Before certain quality assurance measures can be performed on SNPs, the phenotype and genotype information needs to be merged.
Again, exclude the X chromosome from the following analysis. Also, specify case/control status because Hardy-Weinberg Equilibrium (HWE) will only be calculated based on control samples.
This will turn the column magenta denoting the column as the dependent variable. The spreadsheet should look like Figure 6-1.
The Genotype Filtering window lets you simultaneously choose thresholds for multiple statistics to filter SNPs failing to meet respective quality assurance measures.
- Drop if Call Rate < 0.9
- Drop if Minor Allele Frequency < 0.01
- Perform HWE filtering based on: Controls
- Drop if Fisher’s exact test for HWE P-Value < 1e-4
Upon completion, SNPs in the Edited Phenotype + 500K Geno Training Data - Sheet 1 not meeting the specified thresholds are inactivated. A new spreadsheet, Filtering Results, will also be output with the various markers statistics for each SNP.

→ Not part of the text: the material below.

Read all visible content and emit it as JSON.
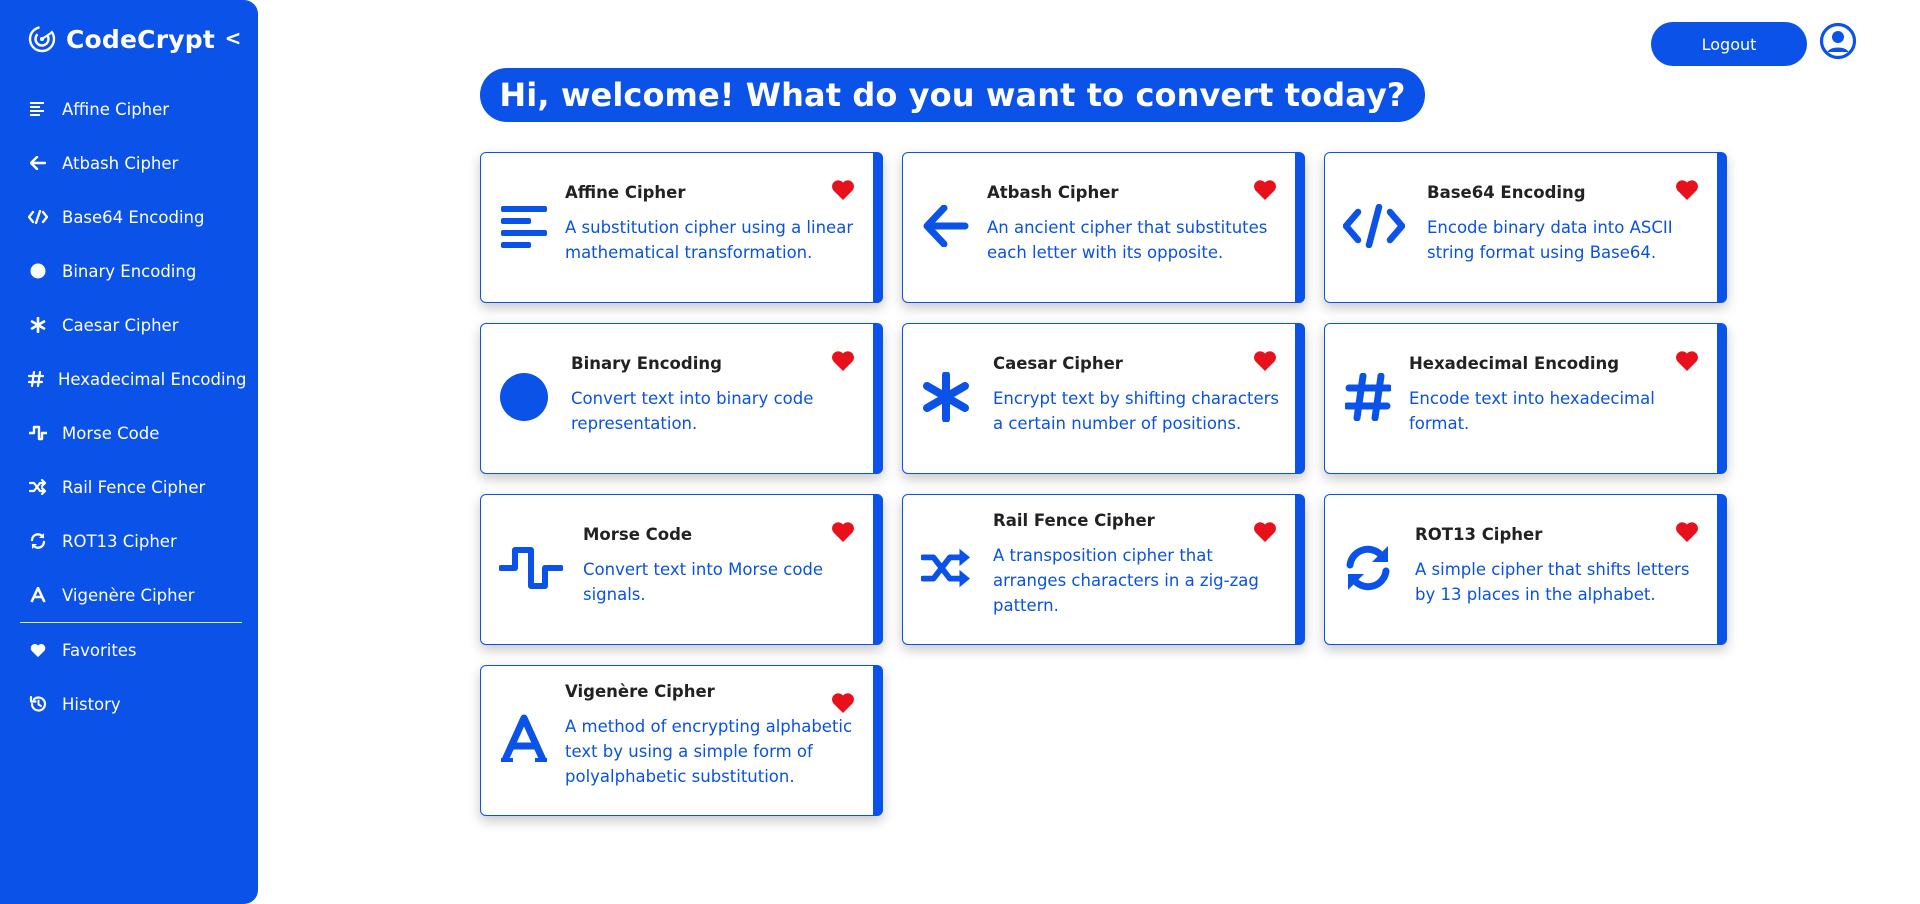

Assuming all steps were followed correctly to this point, 104,734 SNPs should have been filtered. Though any further analyses only takes active columns and rows into consideration, it is often preferred to first create a subset spreadsheet of only those that are active.
The new spreadsheet, Edited Phenotype + 500K Geno Training Data - Active Subset, should have 468 rows and 384,030 columns.
You should now have a filtered set of samples and SNPs for association testing.